Su oído percibe y descubre haciéndolo trastabillar ahí atrás, que casi cae al suelo, los papeles del escritorio han volado y sus gafas han caído y el con ojos enrojecidos se encuentra con una silueta que le ayuda a incorporarse, su sonrisa inigualable aun con el corazón roto le reconocería en cualquier lugar, se ha pintado el cabello y viste de colores vivos protegiéndose del frío con unos guantes morados. Le da un besos suave al sonámbulo y le dice: busco un libro, ¿puedes ayudarme? Se ha quedado sin habla, tantas preguntas por hacer, tanto que reclamar o mejor dicho hablar, que la pregunta lo tomo por sorpresa y su orgullo no le permitió decir mucho salvo un si asintiendo con la cabeza y así la silueta salió hacia los estantes de libros robando la mirada incluso de los niños. En la librería con la mirada de los clientes y los empleados, mencionaron a García Márquez, a Sabines, a Fuentes, se deslumbraron con títulos clásicos como Los Miserables, La Divina Comedia y la Odisea, leyeron pasajes de los nuevos talentos literarios y se rieron ante la nueva ola de vampirismos y superación personal, con los ojos detrás de ellos se sentaron donde el sonámbulo leía cuentos a los niños se sentó y le vio de los pies a la cabeza diciéndole:

-          Quisiera tener manera de no decir nada, de continuar ayudándote en búsqueda de tu libro perfecto y de mantener intacto este reencuentro porque tu beso aun tiene paralizado mi rostro y mi alma siente que estas aquí, pero ya no puedo jugar a esto
-          He pasado más de una decena de veces por aquí, no justifico mi comportamiento, de verdad necesitaba verte más que buscar un libro. Se que te roto el corazón, pero tampoco el mío ha sanado, bien se dice que uno vuelve a los lugares donde amó la vida, solo vuelvo al lugar con quien amo en la vida.

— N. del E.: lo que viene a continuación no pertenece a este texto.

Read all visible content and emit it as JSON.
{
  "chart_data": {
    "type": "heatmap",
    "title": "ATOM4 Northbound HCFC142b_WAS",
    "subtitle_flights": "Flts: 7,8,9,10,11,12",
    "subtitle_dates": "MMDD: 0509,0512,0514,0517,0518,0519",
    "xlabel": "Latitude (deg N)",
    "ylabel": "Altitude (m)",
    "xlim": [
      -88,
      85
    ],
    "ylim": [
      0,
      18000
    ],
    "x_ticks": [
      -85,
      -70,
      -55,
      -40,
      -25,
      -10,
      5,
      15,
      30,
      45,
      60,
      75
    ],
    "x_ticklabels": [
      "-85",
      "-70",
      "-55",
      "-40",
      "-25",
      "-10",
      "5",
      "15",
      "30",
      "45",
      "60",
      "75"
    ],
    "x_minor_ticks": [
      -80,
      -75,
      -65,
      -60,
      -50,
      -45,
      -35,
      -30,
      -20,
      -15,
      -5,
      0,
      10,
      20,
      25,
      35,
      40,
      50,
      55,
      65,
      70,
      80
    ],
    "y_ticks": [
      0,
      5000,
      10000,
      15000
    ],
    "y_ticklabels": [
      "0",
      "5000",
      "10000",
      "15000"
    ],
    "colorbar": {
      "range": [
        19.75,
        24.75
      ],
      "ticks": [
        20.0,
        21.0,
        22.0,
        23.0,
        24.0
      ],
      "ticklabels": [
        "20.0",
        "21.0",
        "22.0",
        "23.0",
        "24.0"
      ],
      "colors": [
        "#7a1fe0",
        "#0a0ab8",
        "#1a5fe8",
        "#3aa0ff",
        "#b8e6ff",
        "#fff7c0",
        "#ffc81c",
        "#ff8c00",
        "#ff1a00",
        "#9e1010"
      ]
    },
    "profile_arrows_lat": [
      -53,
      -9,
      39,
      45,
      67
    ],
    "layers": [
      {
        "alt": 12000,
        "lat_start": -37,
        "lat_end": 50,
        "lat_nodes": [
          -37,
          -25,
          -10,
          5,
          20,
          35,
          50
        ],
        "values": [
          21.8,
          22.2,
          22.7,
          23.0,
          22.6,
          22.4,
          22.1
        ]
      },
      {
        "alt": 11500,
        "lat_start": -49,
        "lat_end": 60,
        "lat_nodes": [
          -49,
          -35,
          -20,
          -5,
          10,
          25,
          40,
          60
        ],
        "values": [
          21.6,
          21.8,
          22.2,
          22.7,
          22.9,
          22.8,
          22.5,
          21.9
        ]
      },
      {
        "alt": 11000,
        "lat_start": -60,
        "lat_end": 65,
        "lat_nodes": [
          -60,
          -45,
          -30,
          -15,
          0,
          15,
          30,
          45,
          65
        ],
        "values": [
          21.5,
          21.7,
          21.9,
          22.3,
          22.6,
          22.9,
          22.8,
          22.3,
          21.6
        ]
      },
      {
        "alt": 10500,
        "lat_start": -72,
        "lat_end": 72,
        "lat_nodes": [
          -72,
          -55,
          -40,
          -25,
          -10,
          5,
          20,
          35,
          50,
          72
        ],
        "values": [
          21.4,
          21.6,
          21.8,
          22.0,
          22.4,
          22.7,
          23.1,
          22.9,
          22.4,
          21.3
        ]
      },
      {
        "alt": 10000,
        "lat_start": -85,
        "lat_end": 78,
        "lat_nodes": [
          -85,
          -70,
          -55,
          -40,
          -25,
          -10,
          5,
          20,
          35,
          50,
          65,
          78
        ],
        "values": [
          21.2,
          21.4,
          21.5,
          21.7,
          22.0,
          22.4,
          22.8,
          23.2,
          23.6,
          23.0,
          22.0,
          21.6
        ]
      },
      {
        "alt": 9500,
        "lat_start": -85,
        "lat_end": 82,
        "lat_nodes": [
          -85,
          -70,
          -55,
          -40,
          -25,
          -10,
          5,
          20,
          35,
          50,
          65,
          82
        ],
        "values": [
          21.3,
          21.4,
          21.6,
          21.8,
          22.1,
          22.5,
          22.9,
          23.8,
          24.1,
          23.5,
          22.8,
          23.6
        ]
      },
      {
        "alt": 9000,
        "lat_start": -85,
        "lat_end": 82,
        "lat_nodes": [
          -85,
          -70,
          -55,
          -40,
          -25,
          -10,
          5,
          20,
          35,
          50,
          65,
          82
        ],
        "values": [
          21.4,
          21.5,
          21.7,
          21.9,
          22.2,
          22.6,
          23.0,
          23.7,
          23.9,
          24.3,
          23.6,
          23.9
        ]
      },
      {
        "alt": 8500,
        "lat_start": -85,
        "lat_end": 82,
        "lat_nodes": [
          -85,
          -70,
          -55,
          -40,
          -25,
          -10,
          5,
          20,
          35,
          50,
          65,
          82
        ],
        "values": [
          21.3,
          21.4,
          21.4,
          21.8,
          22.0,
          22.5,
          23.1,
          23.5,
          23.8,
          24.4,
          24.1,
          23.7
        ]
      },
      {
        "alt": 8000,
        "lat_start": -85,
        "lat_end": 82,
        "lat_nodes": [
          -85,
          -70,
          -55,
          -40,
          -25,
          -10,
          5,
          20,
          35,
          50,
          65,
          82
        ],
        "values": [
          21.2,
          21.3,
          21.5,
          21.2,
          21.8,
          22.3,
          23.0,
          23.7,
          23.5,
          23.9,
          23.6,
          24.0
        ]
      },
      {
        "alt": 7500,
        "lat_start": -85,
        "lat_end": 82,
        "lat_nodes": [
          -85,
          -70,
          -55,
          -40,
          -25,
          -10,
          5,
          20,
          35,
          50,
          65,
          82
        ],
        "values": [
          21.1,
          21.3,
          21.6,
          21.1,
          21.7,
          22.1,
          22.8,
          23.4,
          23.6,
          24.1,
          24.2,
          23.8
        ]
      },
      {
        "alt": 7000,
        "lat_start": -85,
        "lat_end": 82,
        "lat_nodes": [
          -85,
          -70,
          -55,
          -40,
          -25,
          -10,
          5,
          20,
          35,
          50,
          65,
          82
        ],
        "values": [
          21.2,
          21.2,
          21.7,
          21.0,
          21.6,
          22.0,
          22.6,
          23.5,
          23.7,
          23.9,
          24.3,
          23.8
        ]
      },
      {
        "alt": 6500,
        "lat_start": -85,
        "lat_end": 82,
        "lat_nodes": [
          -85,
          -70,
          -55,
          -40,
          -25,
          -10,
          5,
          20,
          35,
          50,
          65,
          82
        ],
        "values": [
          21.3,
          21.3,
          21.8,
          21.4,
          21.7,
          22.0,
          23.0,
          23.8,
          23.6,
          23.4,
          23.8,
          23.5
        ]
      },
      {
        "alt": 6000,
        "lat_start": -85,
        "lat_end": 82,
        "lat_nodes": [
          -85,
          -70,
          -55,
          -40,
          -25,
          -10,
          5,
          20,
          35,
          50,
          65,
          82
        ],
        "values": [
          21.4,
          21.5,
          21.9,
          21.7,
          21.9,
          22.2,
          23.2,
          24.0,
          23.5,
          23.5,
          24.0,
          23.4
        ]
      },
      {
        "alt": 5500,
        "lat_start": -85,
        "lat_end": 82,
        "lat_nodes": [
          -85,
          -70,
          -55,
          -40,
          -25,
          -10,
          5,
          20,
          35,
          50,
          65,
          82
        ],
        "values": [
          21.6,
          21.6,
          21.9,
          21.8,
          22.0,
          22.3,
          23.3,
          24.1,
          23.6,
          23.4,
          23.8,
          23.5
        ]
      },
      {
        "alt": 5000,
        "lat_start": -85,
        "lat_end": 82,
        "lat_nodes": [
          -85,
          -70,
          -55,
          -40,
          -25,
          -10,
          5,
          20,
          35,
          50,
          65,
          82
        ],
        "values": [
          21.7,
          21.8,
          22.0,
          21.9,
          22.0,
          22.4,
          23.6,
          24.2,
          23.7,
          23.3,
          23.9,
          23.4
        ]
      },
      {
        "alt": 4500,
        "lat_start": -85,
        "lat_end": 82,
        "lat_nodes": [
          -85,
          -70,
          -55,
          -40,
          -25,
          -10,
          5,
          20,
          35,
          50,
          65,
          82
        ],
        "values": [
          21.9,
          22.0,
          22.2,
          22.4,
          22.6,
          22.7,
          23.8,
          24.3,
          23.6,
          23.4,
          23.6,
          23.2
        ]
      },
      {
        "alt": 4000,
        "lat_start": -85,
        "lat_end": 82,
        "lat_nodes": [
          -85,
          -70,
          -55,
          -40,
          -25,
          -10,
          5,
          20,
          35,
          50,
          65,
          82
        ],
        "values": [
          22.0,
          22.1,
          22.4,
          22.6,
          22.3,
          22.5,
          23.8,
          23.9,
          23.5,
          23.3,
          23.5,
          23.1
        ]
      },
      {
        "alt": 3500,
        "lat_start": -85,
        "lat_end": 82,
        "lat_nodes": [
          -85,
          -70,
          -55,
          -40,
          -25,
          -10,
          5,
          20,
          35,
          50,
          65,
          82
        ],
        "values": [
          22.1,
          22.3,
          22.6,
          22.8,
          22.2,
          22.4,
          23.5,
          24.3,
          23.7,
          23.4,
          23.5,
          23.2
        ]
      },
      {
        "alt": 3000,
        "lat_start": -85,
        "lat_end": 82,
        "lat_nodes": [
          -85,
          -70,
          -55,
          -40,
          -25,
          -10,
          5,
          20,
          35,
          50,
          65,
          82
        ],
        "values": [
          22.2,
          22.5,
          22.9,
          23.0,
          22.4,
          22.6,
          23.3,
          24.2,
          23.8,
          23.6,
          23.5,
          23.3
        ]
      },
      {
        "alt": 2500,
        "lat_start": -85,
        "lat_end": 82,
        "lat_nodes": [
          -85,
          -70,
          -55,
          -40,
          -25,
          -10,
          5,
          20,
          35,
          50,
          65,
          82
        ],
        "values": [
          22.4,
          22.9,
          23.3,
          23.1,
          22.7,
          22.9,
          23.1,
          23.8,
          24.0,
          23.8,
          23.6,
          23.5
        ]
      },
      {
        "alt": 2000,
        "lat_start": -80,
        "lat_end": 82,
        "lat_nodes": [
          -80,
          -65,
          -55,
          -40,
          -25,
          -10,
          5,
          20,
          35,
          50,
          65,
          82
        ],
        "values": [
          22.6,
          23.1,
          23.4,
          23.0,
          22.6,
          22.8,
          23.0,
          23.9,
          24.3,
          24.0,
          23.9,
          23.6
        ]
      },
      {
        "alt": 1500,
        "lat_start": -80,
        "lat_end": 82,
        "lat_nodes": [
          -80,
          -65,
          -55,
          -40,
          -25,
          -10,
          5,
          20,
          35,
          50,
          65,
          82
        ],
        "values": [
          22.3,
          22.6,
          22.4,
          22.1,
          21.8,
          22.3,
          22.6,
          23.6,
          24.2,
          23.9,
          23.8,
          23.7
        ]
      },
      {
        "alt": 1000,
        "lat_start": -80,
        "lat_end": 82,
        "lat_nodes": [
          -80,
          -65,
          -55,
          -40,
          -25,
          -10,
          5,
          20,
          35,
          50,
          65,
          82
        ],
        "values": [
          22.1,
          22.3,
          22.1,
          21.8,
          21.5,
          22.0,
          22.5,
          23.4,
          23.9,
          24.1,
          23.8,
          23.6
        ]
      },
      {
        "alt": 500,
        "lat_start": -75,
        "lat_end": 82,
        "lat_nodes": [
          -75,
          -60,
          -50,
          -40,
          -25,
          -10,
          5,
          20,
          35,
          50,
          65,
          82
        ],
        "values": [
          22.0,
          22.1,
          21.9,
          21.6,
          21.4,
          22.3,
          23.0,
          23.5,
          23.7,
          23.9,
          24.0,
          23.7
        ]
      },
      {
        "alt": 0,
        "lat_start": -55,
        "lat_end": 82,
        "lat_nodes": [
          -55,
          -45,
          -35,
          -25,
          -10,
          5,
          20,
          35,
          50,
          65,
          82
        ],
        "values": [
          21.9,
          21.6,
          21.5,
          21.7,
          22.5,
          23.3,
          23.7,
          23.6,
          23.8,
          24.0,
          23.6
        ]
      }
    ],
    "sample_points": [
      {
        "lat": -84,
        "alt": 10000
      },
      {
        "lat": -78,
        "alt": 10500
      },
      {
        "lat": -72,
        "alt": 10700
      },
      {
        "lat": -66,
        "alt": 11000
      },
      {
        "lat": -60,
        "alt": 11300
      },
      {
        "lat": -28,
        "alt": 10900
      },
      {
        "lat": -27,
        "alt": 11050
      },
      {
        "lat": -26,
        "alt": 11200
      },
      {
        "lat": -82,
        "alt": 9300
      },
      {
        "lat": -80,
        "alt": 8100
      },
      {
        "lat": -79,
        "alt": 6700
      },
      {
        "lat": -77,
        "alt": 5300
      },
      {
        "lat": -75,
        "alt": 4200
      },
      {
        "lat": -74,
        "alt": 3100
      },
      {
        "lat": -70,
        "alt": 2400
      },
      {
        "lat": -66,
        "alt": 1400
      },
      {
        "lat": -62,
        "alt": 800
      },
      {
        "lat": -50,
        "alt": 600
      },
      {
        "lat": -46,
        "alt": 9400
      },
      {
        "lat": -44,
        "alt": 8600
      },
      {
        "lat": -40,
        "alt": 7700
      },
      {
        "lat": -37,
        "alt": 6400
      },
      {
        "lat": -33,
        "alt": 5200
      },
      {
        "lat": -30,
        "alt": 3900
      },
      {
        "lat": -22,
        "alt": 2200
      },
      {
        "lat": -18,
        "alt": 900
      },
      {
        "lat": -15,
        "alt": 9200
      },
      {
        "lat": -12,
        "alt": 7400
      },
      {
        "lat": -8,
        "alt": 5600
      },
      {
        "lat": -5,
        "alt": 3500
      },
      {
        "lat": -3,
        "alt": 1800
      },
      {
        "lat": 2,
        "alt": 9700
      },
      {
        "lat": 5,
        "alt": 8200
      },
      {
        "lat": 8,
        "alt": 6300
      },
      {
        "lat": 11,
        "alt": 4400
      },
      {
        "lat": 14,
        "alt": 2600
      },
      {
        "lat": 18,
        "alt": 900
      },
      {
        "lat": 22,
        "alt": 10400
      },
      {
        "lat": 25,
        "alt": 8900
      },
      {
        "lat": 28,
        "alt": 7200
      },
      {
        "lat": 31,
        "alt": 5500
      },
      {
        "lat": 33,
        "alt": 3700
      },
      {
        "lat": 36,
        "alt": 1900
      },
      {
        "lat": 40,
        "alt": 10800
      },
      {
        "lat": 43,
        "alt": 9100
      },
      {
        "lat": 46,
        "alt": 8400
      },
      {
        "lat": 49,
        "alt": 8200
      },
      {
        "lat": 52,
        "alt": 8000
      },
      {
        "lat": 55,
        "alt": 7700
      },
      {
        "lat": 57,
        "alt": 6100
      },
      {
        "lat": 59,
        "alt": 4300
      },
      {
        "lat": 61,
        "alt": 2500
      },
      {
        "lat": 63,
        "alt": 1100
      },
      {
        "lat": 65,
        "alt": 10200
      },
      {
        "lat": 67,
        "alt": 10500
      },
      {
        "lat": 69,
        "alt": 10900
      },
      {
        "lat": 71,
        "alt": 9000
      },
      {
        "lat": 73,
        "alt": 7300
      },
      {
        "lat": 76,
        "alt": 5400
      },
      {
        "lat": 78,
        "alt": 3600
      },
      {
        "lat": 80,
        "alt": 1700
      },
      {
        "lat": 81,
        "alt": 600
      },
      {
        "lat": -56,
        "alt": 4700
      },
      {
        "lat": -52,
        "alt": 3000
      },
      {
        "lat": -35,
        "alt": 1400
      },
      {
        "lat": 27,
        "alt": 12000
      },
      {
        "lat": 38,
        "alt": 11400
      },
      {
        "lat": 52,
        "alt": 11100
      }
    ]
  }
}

-          ¿amor? Mírame. Enseñándole los ojos muertos en color rojo, aquí el amor se ha ido, al igual que la alegría y las ilusiones han abandonado este cuerpo en el barco de la depresión. Entiendo tu comportamiento, pero no lo comparto. Tu y Yo somos aves que se creen siempre adelante volando entre cielos efímeros e infiernos terrenales buscando felicidad eterna, abandonaste lo que teníamos, no esperes que este aquí a tu regreso.
-          Perdóname. Camine por calles alumbradas por luciérnagas durante noches enteras, me perdí entre edificios oscuros y rodé por los abismos de la calle y las equivocaciones y me odie por mucho tiempo, pero aunque no se si el padre tiempo lo quiera así, quiero empezar de nuevo. Buscar ese ápice de luz que solo tu me dabas, hoy que por enésima vez decidía a lo lejos no llegar aquí te encontré a paso lento con ese sombrero que jamás podría olvidar ni aun con tu desaliñado atuendo puedo dejar de adivinar tu mirada tras tus lentes oscuros. Vengo a estar contigo, de la manera que tu lo desees.

Diciendo esto se acerco al sonámbulo y le tomo de las manos, con niños corriendo a su alrededor pidiendo cuento, cuento. El sonámbulo le miro a sus ojos perdiéndose en ellos, hablándole con el alma misma porque si no, de que sirve estar juntos. Le basto ver a su musa para saber que ella realmente estaba aquí con el corazón abierto, ¿Dónde estuvo? ¿Por qué regresó? ¿Se volverá a ir? ¿Se puede iniciar de nuevo? Besó su alma, abrazó su corazón e hizo sonar la campana que daba inicio al cuento del día. Le devolvió la sonrisa a ese rostro demacrado. Los niños se sentaron a su alrededor y la música cambio de canción, el sonámbulo libro en mano y con su musa sentada a su lado, volvió a nacer. Ese día los niños sucumbieron emocionados ante la historia plagada de dragones, doncellas, caballeros, amores para siempre y amistades que no terminan nunca. Se cuenta que los cuentos al igual que la poesía y la prosa han regresado por los estantes de la librería, que acompañan a la musa que atiende y al sonámbulo cuenta historias. En el Mundo de Morfeo no importa si el frío viene o va, lo que importa es lo que el corazón tenga que decir.”